Ich wollte etwas Leichtgewichtiges, das sich einfach umsetzen lässt. Etwas, das uns erlaubt, den Code weiterhin so zu schreiben wie bisher, ohne ständig an SSG denken zu müssen (mit der Ausnahme von useMediaQuery - da kommt man nicht wirklich drum herum). Unten erzähle ich, warum ich mich für eine maßgeschneiderte Lösung entschieden habe, welche konkreten Herausforderungen es gab (vor allem mit den Suspense-Boundaries von React) und wie ich sie gelöst habe.
Warum keine Standardlösungen?
Als ich mir zum ersten Mal überlegt habe, SSG zu Foony hinzuzufügen, habe ich mir natürlich NextJS (quasi der Industriestandard), Vike und Astro angeschaut.
NextJS: Zu viel Migration
NextJS ist mächtig, hätte aber eine riesige Migration der bestehenden React-SPA von Foony erfordert. Wir haben tausende Dateien, komplexe Routing-Logik und jede Menge eigene Infrastruktur. Eine Migration zu NextJS hätte bedeutet:
- Unser komplettes Routingsystem neu zu schreiben
- Umzustrukturieren, wie wir Spiele und Komponenten laden
- Monatelange Arbeit, nur um wieder Feature-Parität zu erreichen
- Mögliche Breaking Changes für Nutzerinnen und Nutzer
- Unsere komplette Bildverarbeitung umzustellen
- Deutlich langsamere Build-Zeiten (potenziell 5 bis 30 Minuten. Ich habe dafür keine harten Zahlen, außer dieser 5 Jahre alten Diskussion auf GitHub)

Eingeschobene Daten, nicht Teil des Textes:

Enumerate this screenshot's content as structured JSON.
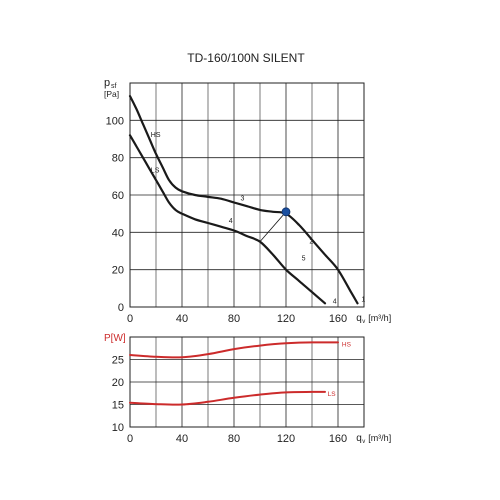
{
  "chart_data": [
    {
      "type": "line",
      "title": "TD-160/100N SILENT",
      "ylabel_main": "p",
      "ylabel_sub": "sf",
      "yunit": "[Pa]",
      "xlabel_main": "q",
      "xlabel_sub": "v",
      "xunit": "[m³/h]",
      "xlim": [
        0,
        180
      ],
      "ylim": [
        0,
        120
      ],
      "x_ticks": [
        0,
        40,
        80,
        120,
        160
      ],
      "y_ticks": [
        0,
        20,
        40,
        60,
        80,
        100
      ],
      "grid": true,
      "series": [
        {
          "name": "HS",
          "points": [
            [
              0,
              113
            ],
            [
              5,
              106
            ],
            [
              10,
              98
            ],
            [
              15,
              90
            ],
            [
              20,
              82
            ],
            [
              25,
              75
            ],
            [
              30,
              68
            ],
            [
              35,
              64
            ],
            [
              40,
              62
            ],
            [
              50,
              60
            ],
            [
              60,
              59
            ],
            [
              70,
              58
            ],
            [
              80,
              56
            ],
            [
              90,
              54
            ],
            [
              100,
              52
            ],
            [
              110,
              51
            ],
            [
              120,
              50
            ],
            [
              130,
              44
            ],
            [
              140,
              36
            ],
            [
              150,
              28
            ],
            [
              160,
              20
            ],
            [
              170,
              8
            ],
            [
              175,
              2
            ]
          ]
        },
        {
          "name": "LS",
          "points": [
            [
              0,
              92
            ],
            [
              5,
              86
            ],
            [
              10,
              80
            ],
            [
              15,
              74
            ],
            [
              20,
              68
            ],
            [
              25,
              62
            ],
            [
              30,
              56
            ],
            [
              35,
              52
            ],
            [
              40,
              50
            ],
            [
              50,
              47
            ],
            [
              60,
              45
            ],
            [
              70,
              43
            ],
            [
              80,
              41
            ],
            [
              90,
              38
            ],
            [
              100,
              35
            ],
            [
              110,
              28
            ],
            [
              120,
              20
            ],
            [
              130,
              14
            ],
            [
              140,
              8
            ],
            [
              150,
              2
            ]
          ]
        },
        {
          "name": "",
          "points": [
            [
              100,
              35
            ],
            [
              120,
              51
            ]
          ]
        }
      ],
      "marker": {
        "x": 120,
        "y": 51,
        "color": "#1a4fa0"
      },
      "curve_labels": [
        {
          "text": "HS",
          "x": 16,
          "y": 91
        },
        {
          "text": "LS",
          "x": 16,
          "y": 72
        },
        {
          "text": "3",
          "x": 85,
          "y": 57
        },
        {
          "text": "4",
          "x": 76,
          "y": 45
        },
        {
          "text": "2",
          "x": 138,
          "y": 34
        },
        {
          "text": "5",
          "x": 132,
          "y": 25
        },
        {
          "text": "1",
          "x": 178,
          "y": 3
        },
        {
          "text": "4",
          "x": 156,
          "y": 2
        }
      ],
      "line_color": "#1a1a1a"
    },
    {
      "type": "line",
      "ylabel": "P[W]",
      "xlabel_main": "q",
      "xlabel_sub": "v",
      "xunit": "[m³/h]",
      "xlim": [
        0,
        180
      ],
      "ylim": [
        10,
        30
      ],
      "x_ticks": [
        0,
        40,
        80,
        120,
        160
      ],
      "y_ticks": [
        10,
        15,
        20,
        25
      ],
      "grid": true,
      "series": [
        {
          "name": "HS",
          "points": [
            [
              0,
              26
            ],
            [
              20,
              25.6
            ],
            [
              40,
              25.5
            ],
            [
              60,
              26.2
            ],
            [
              80,
              27.3
            ],
            [
              100,
              28.1
            ],
            [
              120,
              28.6
            ],
            [
              140,
              28.8
            ],
            [
              160,
              28.8
            ]
          ]
        },
        {
          "name": "LS",
          "points": [
            [
              0,
              15.4
            ],
            [
              20,
              15.1
            ],
            [
              40,
              15.0
            ],
            [
              60,
              15.6
            ],
            [
              80,
              16.5
            ],
            [
              100,
              17.2
            ],
            [
              120,
              17.7
            ],
            [
              140,
              17.8
            ],
            [
              150,
              17.8
            ]
          ]
        }
      ],
      "series_labels": [
        {
          "text": "HS",
          "x": 163,
          "y": 28.6
        },
        {
          "text": "LS",
          "x": 152,
          "y": 17.6
        }
      ],
      "line_color": "#cc2b2b"
    }
  ],
  "colors": {
    "ylabel_power": "#cc2b2b",
    "grid": "#222222",
    "text": "#222222"
  }
}
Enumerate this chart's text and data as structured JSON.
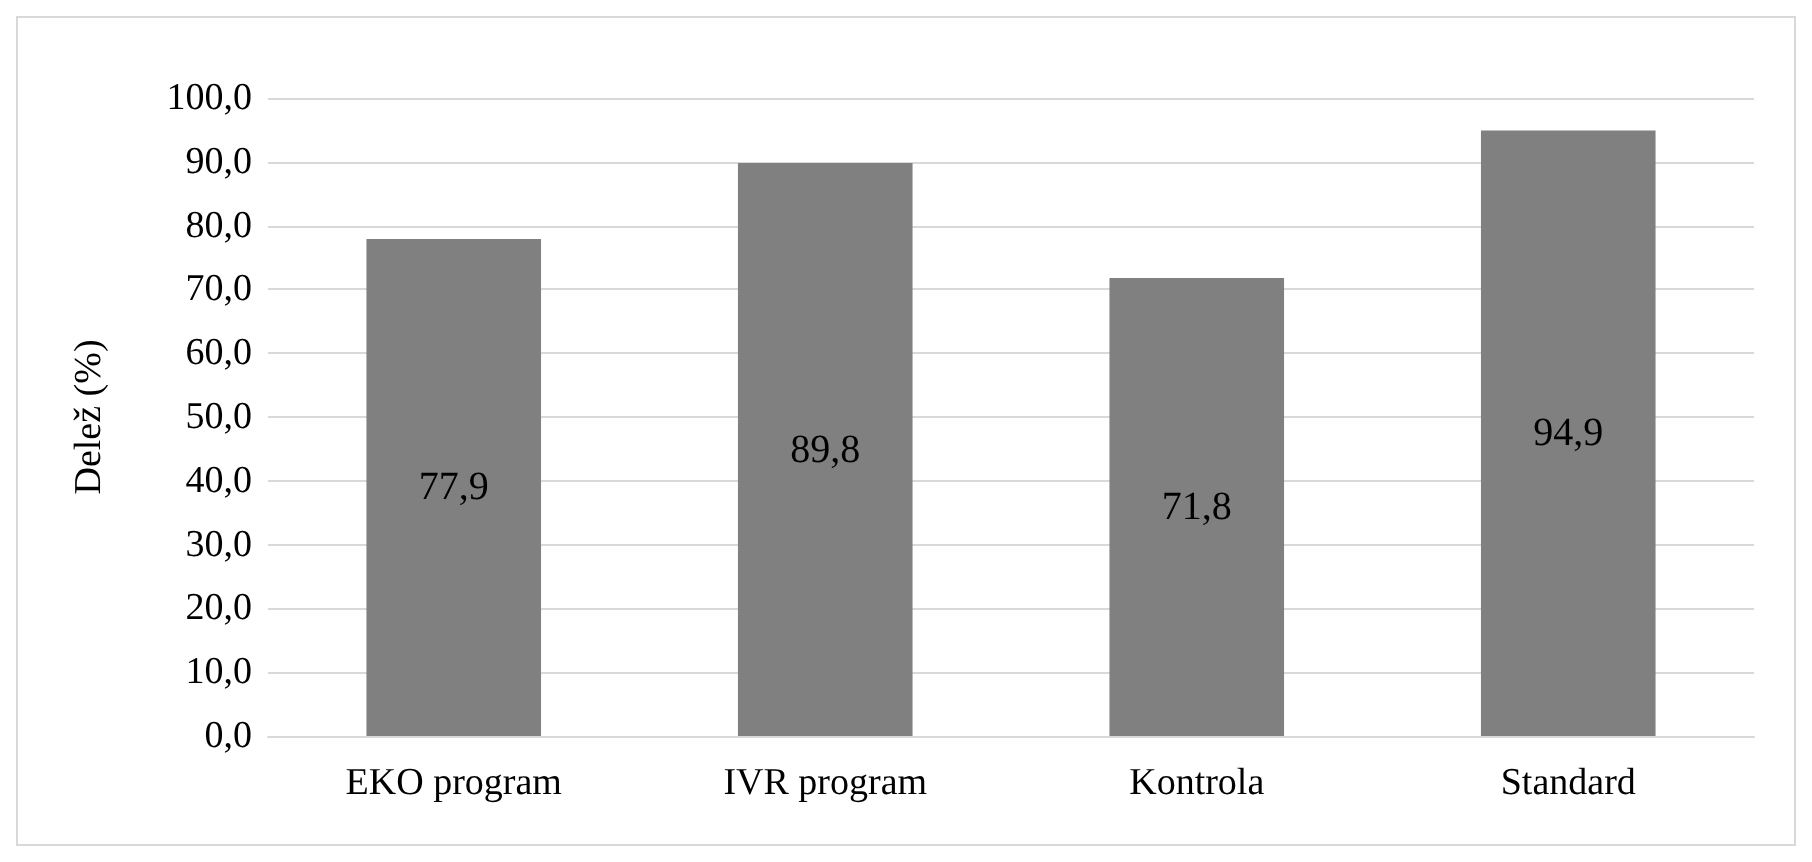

- Das ganze Team müsste etwas Neues lernen (NextJS), und unsere Entwicklungsgeschwindigkeit wäre dauerhaft niedriger
- Den Code jedes Mal migrieren, wenn NextJS wieder Breaking Changes einführt
Ich habe den Fehlstart mit NextJS sogar ausprobiert, aber ziemlich schnell gemerkt, dass die Migrationskosten viel zu hoch wären. Die zusätzliche Komplexität war es einfach nicht wert.
Vike: Ähnlich komplex
Vike (früher vite-plugin-ssr) hatte ähnliche Probleme. Es ist zwar flexibler als NextJS, hätte aber trotzdem eine massive Umstrukturierung unseres Codebases verlangt. Lernkurve und Migrationsaufwand standen für uns einfach in keinem Verhältnis zum Nutzen.
Astro: Falsche Architektur
Astro ist super für inhaltslastige Seiten, aber Foony ist eine komplexe Multiplayer-Spielplattform. Wir brauchen Echtzeit-Updates, WebSocket-Verbindungen und dynamische React-Komponenten. Die Architektur von Astro passt einfach nicht zu dem, was wir bauen.
Die Lösung: Maßgeschneidertes SSG
Bestärkt durch meinen „Fake-SSG“-Ansatz, den ich ein paar Tage zuvor nach dem i18n-Rollout gebaut hatte, habe ich mich für eine kleine, leichtgewichtige, maßgeschneiderte Lösung für das SSG von Foony entschieden.
Bei meinem „Fake-SSG“-Ansatz habe ich den Blog-Content von Seiten mit Blogposts (
/posts-Routen und Spielseiten) herausgezogen und genau dort platziert, wo der Client ihn rendern würde. Speziell Suchmaschinen und LLMs sollten Foony dadurch besser verstehen können. Außerdem habe ich noch ein ld+json-Schema und ein bisschen SEO-Kleinkram hinzugefügt.
Der Ansatz ist simpel:
- Auf der bestehenden React-SPA aufbauen: Keine Migration nötig, wir fügen nur zur Build-Zeit eine SSG-Generierung hinzu.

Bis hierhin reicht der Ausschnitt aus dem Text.